Кабаков за Бурхановкой было значительно больше, чем школ. Каждый год городская дума составляла «расписание числа мест раздробительной продажи крепких напитков», то есть разного рода питейных заведений. В 1909 году, например, торговля крепкими напитками воспрещалась вообще «на всём протяжении улиц Артиллерийской, Безымянной, набережной реки Зеи» и ещё на 33 городских участках! На Новые кварталы этот запрет не распространялся: здесь было множество кабаков. «Насколько велико потребление спиртных напитков в Забурхановке и Горбылёвке, показывают следующие официальные цифры, – писала газета «Эхо» в декабре 1912 года. – В 1911 году эти два предместья дали 30 000 рублей акцизного налога. В текущем году – 46 000 рублей».

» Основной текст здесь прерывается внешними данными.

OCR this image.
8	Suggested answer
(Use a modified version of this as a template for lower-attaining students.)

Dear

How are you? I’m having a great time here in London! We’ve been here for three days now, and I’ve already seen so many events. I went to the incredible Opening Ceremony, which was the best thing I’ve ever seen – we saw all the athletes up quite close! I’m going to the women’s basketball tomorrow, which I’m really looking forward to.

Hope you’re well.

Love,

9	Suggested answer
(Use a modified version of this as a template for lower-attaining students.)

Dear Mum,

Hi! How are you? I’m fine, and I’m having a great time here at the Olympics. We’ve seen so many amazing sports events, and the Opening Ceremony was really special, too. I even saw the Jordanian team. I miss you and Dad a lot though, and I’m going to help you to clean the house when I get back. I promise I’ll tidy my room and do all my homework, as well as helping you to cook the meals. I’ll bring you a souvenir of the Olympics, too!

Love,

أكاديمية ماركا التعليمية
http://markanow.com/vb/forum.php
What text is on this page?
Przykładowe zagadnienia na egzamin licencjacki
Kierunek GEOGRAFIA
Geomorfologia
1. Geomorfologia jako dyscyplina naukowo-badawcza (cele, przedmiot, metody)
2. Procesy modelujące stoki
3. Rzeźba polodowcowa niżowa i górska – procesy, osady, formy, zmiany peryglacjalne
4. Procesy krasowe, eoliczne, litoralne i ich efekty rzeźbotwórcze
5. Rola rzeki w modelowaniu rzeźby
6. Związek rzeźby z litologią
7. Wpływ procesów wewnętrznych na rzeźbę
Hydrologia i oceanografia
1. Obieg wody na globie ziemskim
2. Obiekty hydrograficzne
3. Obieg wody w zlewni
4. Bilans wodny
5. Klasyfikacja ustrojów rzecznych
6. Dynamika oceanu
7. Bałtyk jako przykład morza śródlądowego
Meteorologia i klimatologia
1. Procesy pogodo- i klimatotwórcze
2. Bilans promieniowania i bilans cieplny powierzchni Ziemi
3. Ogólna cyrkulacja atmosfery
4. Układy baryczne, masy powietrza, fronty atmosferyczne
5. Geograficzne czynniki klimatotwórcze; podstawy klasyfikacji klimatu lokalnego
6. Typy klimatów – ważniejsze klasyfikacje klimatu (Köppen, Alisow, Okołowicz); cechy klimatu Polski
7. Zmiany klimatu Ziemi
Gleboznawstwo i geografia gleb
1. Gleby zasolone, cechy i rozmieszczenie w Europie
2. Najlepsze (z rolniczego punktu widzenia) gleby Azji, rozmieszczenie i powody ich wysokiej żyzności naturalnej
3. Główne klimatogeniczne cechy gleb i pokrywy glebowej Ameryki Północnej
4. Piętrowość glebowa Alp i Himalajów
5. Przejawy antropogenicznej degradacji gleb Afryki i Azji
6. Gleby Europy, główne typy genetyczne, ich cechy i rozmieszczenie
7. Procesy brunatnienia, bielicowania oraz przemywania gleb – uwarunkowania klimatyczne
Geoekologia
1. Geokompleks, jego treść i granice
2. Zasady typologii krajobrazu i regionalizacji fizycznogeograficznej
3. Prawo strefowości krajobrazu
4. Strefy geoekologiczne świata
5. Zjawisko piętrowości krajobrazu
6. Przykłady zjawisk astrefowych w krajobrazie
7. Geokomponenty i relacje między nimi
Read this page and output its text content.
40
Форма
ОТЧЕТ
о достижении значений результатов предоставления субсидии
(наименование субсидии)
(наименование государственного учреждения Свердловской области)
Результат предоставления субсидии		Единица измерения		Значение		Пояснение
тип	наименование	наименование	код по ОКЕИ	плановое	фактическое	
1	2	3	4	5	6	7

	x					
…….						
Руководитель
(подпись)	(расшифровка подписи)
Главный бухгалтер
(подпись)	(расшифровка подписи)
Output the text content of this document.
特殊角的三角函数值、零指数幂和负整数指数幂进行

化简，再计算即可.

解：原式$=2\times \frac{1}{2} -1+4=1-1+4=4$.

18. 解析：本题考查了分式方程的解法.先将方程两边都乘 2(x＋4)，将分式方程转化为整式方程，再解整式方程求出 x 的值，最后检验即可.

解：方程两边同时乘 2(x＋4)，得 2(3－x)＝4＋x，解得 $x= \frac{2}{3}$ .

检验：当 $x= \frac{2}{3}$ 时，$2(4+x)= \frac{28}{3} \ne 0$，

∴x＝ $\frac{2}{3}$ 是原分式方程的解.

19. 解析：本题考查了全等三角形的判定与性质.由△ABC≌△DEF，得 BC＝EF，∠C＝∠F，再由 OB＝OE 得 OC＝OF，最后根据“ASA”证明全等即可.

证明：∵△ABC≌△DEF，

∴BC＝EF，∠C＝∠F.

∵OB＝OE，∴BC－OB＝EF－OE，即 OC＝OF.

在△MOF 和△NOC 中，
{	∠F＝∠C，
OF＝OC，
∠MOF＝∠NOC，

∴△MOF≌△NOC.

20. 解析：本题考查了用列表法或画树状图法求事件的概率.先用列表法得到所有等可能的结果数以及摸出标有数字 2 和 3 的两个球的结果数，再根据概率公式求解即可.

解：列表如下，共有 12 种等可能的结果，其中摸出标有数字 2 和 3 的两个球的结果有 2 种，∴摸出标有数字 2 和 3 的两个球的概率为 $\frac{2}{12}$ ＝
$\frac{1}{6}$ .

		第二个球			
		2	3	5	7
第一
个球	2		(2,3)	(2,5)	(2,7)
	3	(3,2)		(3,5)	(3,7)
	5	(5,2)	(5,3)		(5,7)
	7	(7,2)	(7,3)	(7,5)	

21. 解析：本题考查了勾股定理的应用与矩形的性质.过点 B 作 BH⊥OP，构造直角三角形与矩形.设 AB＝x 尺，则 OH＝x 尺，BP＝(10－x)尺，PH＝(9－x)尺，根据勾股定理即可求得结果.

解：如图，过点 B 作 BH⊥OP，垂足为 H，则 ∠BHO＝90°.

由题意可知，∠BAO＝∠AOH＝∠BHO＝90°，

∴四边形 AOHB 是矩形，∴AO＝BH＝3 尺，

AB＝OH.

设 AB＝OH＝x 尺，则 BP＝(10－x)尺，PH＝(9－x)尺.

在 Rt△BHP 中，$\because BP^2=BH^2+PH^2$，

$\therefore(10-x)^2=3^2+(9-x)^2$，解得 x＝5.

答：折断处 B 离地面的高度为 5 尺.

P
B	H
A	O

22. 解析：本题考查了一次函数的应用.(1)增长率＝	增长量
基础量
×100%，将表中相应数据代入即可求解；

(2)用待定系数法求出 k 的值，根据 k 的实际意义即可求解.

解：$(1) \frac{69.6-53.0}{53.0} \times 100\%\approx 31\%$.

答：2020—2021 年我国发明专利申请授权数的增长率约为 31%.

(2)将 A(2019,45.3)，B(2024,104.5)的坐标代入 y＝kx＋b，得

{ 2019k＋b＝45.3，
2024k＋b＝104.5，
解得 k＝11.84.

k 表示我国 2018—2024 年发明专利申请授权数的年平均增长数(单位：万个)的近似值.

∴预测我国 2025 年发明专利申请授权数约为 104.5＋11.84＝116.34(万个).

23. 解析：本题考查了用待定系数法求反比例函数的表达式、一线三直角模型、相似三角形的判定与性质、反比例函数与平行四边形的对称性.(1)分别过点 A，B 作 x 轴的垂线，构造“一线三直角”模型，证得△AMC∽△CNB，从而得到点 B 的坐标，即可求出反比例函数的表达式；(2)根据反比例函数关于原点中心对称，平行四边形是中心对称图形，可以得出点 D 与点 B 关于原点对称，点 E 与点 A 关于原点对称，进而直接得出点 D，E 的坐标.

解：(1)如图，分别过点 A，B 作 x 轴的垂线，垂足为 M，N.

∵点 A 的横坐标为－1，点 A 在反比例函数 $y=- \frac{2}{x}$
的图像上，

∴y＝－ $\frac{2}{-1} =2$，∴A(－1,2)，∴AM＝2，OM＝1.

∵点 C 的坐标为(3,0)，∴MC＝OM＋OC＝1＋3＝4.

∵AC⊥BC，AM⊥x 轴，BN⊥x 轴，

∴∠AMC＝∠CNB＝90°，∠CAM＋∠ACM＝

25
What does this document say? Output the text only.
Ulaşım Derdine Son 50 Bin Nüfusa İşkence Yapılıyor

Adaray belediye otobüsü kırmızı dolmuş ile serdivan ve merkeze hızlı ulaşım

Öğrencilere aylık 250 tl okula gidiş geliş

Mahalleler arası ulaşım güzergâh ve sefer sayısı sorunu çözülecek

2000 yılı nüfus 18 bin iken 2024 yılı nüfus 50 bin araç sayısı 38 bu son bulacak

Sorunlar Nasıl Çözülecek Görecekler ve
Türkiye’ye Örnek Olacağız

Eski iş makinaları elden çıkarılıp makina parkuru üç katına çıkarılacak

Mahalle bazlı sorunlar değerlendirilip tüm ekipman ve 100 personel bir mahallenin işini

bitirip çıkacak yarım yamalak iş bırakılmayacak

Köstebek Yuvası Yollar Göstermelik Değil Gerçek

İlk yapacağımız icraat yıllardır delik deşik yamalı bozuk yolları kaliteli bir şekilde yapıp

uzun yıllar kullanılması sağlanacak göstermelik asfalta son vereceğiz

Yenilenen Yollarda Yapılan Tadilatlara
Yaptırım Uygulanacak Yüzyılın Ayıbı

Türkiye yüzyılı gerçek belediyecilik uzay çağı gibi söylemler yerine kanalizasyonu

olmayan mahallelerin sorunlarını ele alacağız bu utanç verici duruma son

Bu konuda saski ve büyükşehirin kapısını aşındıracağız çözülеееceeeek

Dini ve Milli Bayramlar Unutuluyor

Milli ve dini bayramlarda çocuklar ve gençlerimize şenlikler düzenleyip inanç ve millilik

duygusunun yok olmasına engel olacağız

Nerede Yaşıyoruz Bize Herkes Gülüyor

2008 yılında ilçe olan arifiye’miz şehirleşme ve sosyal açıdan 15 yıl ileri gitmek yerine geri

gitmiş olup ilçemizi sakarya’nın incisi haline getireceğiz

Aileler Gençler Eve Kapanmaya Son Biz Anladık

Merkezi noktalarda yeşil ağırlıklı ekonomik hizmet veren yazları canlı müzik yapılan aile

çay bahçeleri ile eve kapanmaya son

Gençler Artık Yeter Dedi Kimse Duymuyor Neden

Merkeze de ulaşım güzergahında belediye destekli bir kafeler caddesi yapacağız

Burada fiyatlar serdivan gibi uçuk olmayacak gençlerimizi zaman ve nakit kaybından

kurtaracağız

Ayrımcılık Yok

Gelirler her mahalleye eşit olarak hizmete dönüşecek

Где пьянка, там и буйство. 12 сентября 1910 года в доме Г.М. Лысака (4-я Бурхановская) была вечеринка. «На неё явились бурхановцы, около 20 человек, – писал корреспондент газеты «Торгово-промышленный листок объявлений». – Пришли незваные и вытеснили званых. Хозяин попросил уйти, один из пришедших выстрелили в потолок. Лампа погасла. Стали стрелять и в доме, и во дворе. Двоих убили».
Стрельба и убийства были обычным делом для Благовещенска и особенно – для его окраин. А «бурхановец» было тогда синонимом слова «хулиган». В 1908 году на нескольких улицах Новых кварталов установили электрические фонари. Через пару месяцев их уже не было – местные жители перебили. В 1909 году они разобрали на дрова ограду участка, на котором планировалось построить техническое училище. Одно время бурхановские шалили на городском кладбище и в недостроенном соборе, который несколько лет стоял заброшенным. Много грехов водилось за ними.
Новые кварталы можно было назвать одной из промзон Благовещенска. На Коммерческой лице размещался огромный кожевенный завод торгового дома «И.Я. Чурин и Ко» – он занимал больше четырёх кварталов. От него до Зеи располагалось ещё несколько предприятий по выработке кож и кожаных изделий. Улица, естественно, называлась Кожевенной. Рядом с этим малоприятным производством размещались ещё менее приятные мыловаренные заводы. Дальше на север – кирпичные заводы, за ними – городские «свалочные места».
Здесь не было магазинов – только мелкие лавочки. Сколько ни ходатайствовали забурхановцы, дума так и не разрешила им устраивать на своей территории базарные дни (просили проводить раз в неделю), много лет «украшал» район недостроенный собор. Но были у жителей северной городской окраины и некоторые преимущества
Например, ипподром. Его содержало Амурское общество поощрения коннозаводства. Бега и скачки проводились регулярно и были любимым развлечением горожан. Обитателям центральной части Благовещенска добраться до ипподрома было целой проблемой, а для забурхановцев и горбылёвцев – нет. И скачки, и показательные полёты самолётов, которые устраивали гастролирующие пилоты, местные могли наблюдать бесплатно: с крыш домов, с деревьев, через дыры в заборе. Правда, иногда это было чревато. «Во время полётов авиатора Седова, – писала газета «Эхо» в 1911 году, – конная полиция, отгоняя тех, кто смотрел сквозь щели забора, пустила в ход без основательного повода нагайки. За избиваемых вступился проходивший мимо со взводом матросов офицер Амурской флотилии».